The history of teaching Russian as a foreign language goes back over 1000 years. The periods and phases of development of the teaching method reflect the changes which have taken place in the social, political and socio-economic life of Russia, which significantly affect the processes of education, upbringing and learning.
Studying Russian abroad started soon after the formation of Kievan Rus and the Russian state's arrival on the world scene. Orthodox Slavonic countries used similar teaching methods and resources throughout the whole region, due to the influence of the Orthodox Church on their national languages and the similarity of their cultures and educational traditions. Between the 12th and 17th centuries in Western Europe, individual study of Russian prevailed, with bilingual phrasebooks and dictionaries used widely. There were even trips to Rus with the aim of mastering the language whilst living with a Russian family. The majority of those learning Russian belonged to the merchant classes. Russian first began to be taught in the universities and schools of Western Europe at the beginning of the 18th century. Russian and foreign authors compiled grammar books and practical resources in Russian for foreigners. The textbooks included texts about Russia - describing its geography, climate and customs, and the tourist attractions in Russian towns.
In the 19th century and the early 20th century Russian was taught in the majority of European countries and in several countries in Asia and Africa. The study reader was introduced, a new type of resource which took advantage of the increased interest in Russian literature from foreigners.
Today the most common method for teaching Russian as a foreign language is known as the communicative method. It aims to give students the capacity to solve communicative tasks using the foreign language, and to talk fluently with Russian speakers. The language is therefore mastered during natural discussion, with the teacher as organiser and participant. The student is included in the discussion and should be constantly involved. Another method has been developed in connection with this - inter-cultural communication.

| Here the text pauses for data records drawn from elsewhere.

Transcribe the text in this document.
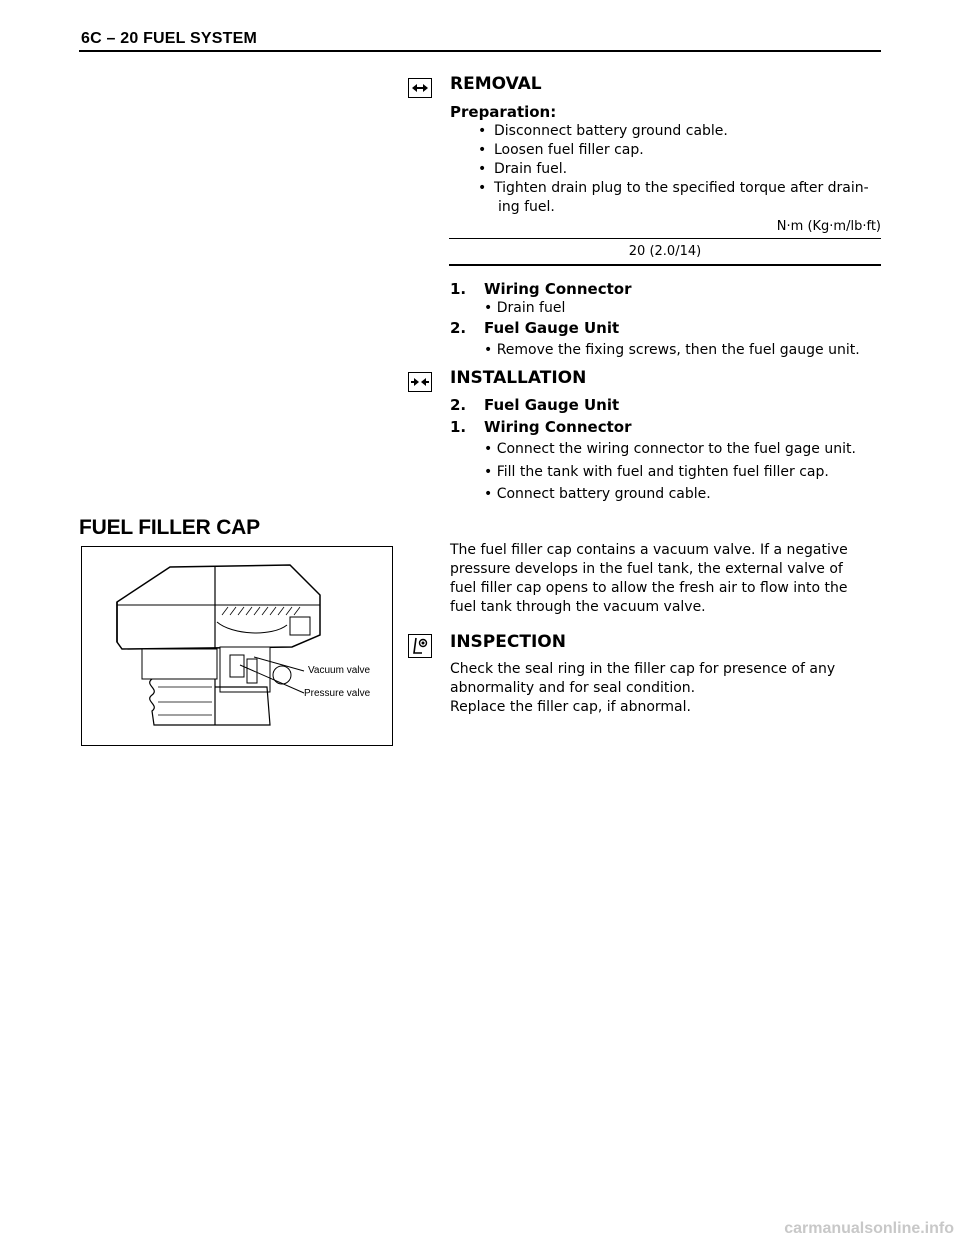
6C – 20 FUEL SYSTEM
REMOVAL
Preparation:
• Disconnect battery ground cable.
• Loosen fuel filler cap.
• Drain fuel.
• Tighten drain plug to the specified torque after drain-
ing fuel.
N·m (Kg·m/lb·ft)
20 (2.0/14)
1. Wiring Connector
• Drain fuel
2. Fuel Gauge Unit
• Remove the fixing screws, then the fuel gauge unit.
INSTALLATION
2. Fuel Gauge Unit
1. Wiring Connector
• Connect the wiring connector to the fuel gage unit.
• Fill the tank with fuel and tighten fuel filler cap.
• Connect battery ground cable.
FUEL FILLER CAP
Vacuum valve
Pressure valve
The fuel filler cap contains a vacuum valve. If a negative
pressure develops in the fuel tank, the external valve of
fuel filler cap opens to allow the fresh air to flow into the
fuel tank through the vacuum valve.
INSPECTION
Check the seal ring in the filler cap for presence of any
abnormality and for seal condition.
Replace the filler cap, if abnormal.
carmanualsonline.info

In 1999 Russian teaching specialists, based on research by the European Council, developed the National Educational Standards of Russian as a Foreign Language, proposing six levels of language mastery (elementary, basic, and certificate levels 1-4) relating to teaching in Russian institutes of higher education.

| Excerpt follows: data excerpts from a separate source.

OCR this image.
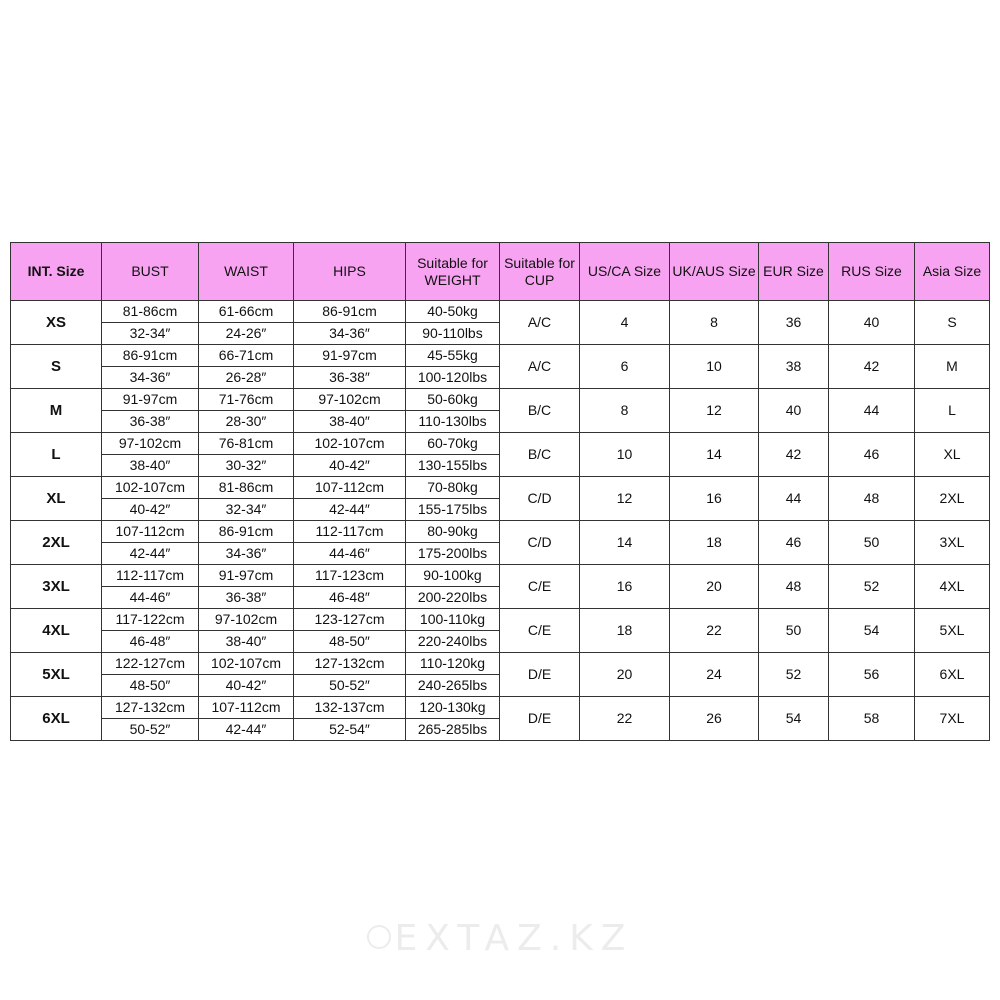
INT. Size	BUST	WAIST	HIPS	Suitable for WEIGHT	Suitable for CUP	US/CA Size	UK/AUS Size	EUR Size	RUS Size	Asia Size
XS	81-86cm	61-66cm	86-91cm	40-50kg	A/C	4	8	36	40	S
	32-34″	24-26″	34-36″	90-110lbs						
S	86-91cm	66-71cm	91-97cm	45-55kg	A/C	6	10	38	42	M
	34-36″	26-28″	36-38″	100-120lbs						
M	91-97cm	71-76cm	97-102cm	50-60kg	B/C	8	12	40	44	L
	36-38″	28-30″	38-40″	110-130lbs						
L	97-102cm	76-81cm	102-107cm	60-70kg	B/C	10	14	42	46	XL
	38-40″	30-32″	40-42″	130-155lbs						
XL	102-107cm	81-86cm	107-112cm	70-80kg	C/D	12	16	44	48	2XL
	40-42″	32-34″	42-44″	155-175lbs						
2XL	107-112cm	86-91cm	112-117cm	80-90kg	C/D	14	18	46	50	3XL
	42-44″	34-36″	44-46″	175-200lbs						
3XL	112-117cm	91-97cm	117-123cm	90-100kg	C/E	16	20	48	52	4XL
	44-46″	36-38″	46-48″	200-220lbs						
4XL	117-122cm	97-102cm	123-127cm	100-110kg	C/E	18	22	50	54	5XL
	46-48″	38-40″	48-50″	220-240lbs						
5XL	122-127cm	102-107cm	127-132cm	110-120kg	D/E	20	24	52	56	6XL
	48-50″	40-42″	50-52″	240-265lbs						
6XL	127-132cm	107-112cm	132-137cm	120-130kg	D/E	22	26	54	58	7XL
	50-52″	42-44″	52-54″	265-285lbs						
EXTAZ.KZ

Communicative tasks are used to test students’ language level. Students must solve these problems using their knowledge of the language, topic and context, with their level of linguistic accuracy also assessed.
As a rule, the RFL departments are made up of a mixture of foreign students and Russian students who want to become Russian language teachers, studying for a 4-year Bachelor's degree. To get a place on the first year of the Bachelor's degree foreign students must pass the Level 1 RFL test. Those who want to can continue their studies to Master's level (the course lasts 2 years). Foreign students who have received a Bachelor's degree in their native country can also join the Master's course if they pass the relevant RFL test.
Russia has hosted the International Online Festival of Friendship for undergraduate, postgraduate and exchange students who study Russian as a foreign language since 2010, organised by the Department of Philology at the Lomonosov Moscow State University. In the first round the participants must write a creative work on one of twelve topics connected to Russia, the Russian language or Russian culture. The second round involves preparing a video presentation dedicated to the culture of their home country. All students currently studying at any Russian higher education institute can take part.